Wishline was a Luxembourg-based French luxury television channel owned by Vivendi subsidiary MultiThématiques. The channel was distributed to several European countries where Canal+ had a television platform. It was a luxury shopping channel, offering commercial airtime to sectors such as cars, realty, airplanes and travel. The channel's name was also interpreted as "Wish Online", as the channel also had a dedicated website.

==History==
The channel started broadcasting on 4 December 1999. Instead of broadcasting from France, MultiThématiques decided to base the channel from Luxembourg as the luxury "classifieds" channel did not cater to French content quotas imposed by regulator CSA. Programming was available in the clear on Astra and encrypted on Hotbird; its launch budget was of 45 million francs and employed 30 staff, with hopes to reach break even by June 2001. The TV channel delivered a one-hour daily block which was repeated throughout the day, consisting of reports on sold or borrowed items, while the website had access to the day's classified listings. Moreover, by broadcasting from Luxembourg, the channel would easily cater to a pan-European market, by broadcasting in five languages (French, Italian, English, Spanish and German). Negotiations with other pay-TV companies in Europe were already underway.

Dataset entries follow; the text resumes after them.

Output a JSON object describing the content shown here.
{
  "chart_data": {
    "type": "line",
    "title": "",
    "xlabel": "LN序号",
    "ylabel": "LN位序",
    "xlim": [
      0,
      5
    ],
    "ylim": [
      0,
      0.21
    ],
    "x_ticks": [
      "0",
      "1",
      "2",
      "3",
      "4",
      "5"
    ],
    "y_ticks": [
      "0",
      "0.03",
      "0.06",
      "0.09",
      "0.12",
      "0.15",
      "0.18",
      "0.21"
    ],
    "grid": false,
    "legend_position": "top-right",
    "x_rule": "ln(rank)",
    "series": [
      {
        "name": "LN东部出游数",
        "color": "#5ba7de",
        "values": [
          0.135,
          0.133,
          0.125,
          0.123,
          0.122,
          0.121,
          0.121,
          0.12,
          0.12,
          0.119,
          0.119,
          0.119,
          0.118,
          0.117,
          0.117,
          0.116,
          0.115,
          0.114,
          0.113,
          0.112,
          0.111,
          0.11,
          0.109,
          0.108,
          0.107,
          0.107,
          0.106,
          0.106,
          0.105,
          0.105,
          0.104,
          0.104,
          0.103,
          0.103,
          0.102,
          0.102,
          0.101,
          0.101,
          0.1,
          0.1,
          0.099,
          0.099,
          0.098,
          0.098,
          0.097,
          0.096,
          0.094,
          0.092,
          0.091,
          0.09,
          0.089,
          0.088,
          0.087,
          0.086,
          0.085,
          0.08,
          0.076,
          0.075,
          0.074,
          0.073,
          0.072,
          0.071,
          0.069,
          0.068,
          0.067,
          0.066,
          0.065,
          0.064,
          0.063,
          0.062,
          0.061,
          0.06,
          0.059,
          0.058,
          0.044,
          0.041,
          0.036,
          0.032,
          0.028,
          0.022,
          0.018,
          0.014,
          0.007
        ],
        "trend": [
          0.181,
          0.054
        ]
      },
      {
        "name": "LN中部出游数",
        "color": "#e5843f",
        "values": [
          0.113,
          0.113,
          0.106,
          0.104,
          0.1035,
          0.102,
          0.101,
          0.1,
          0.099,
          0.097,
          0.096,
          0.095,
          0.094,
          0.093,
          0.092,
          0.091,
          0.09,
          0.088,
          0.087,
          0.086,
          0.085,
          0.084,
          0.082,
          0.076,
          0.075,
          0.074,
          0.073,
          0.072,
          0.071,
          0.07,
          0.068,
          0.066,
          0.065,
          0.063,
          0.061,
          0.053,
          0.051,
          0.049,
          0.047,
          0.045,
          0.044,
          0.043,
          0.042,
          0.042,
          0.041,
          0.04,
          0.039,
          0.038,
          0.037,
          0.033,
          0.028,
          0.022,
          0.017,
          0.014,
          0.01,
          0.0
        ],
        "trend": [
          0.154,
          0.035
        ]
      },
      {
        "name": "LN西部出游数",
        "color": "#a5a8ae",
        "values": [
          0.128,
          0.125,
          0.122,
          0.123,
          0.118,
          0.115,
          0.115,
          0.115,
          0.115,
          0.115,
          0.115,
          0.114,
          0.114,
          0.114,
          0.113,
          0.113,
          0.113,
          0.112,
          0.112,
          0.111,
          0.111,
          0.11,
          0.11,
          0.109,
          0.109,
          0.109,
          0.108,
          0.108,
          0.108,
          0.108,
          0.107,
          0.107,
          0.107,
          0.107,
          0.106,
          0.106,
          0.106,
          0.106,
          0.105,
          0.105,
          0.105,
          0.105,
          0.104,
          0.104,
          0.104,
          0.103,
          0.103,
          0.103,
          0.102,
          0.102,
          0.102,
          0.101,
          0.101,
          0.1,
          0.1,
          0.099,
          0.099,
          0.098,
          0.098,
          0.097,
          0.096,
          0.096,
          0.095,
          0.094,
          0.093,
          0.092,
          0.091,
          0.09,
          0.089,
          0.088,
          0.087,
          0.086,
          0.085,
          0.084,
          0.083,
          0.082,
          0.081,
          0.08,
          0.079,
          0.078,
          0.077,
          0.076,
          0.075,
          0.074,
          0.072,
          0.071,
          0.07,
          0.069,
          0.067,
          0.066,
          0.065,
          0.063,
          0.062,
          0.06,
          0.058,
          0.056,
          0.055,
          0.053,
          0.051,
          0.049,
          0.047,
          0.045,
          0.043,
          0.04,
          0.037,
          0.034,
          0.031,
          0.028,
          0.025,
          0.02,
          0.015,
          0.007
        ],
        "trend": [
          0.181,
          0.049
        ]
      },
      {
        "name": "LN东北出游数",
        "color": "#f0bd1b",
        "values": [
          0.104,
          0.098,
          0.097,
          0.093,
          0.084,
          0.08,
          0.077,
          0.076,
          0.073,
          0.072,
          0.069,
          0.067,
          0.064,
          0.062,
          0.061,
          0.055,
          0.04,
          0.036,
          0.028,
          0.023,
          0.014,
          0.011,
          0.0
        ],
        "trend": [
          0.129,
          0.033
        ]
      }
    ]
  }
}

In January 2000, the channel launched on Canal Satélite Digital in Spain. Some noteworthy items sold up until March 2000 included a 1961 Ferrari 250 sold to a British buyer, as well as a 17th century French mansion and two mansions in Florida to unknown buyers. On 2 and 3 December 2000, it simulcast the auctioning of 145 items that belonged to Maria Callas, on the eve of her 73rd anniversary, produced by The Auction Channel.

On 14 January 2001, the channel launched in Latin America. In September 2001, Wishline shut down as a linear channel by revoking its Luxembourgish license, and its website (based in nearby Longwy on the French side of the border) was struggling. Bruno Thibaudeau, the group's director-general, said that all versions of the channel "did not correspond to the needs of the market", like the German version of their fishing and hunting channel Seasons.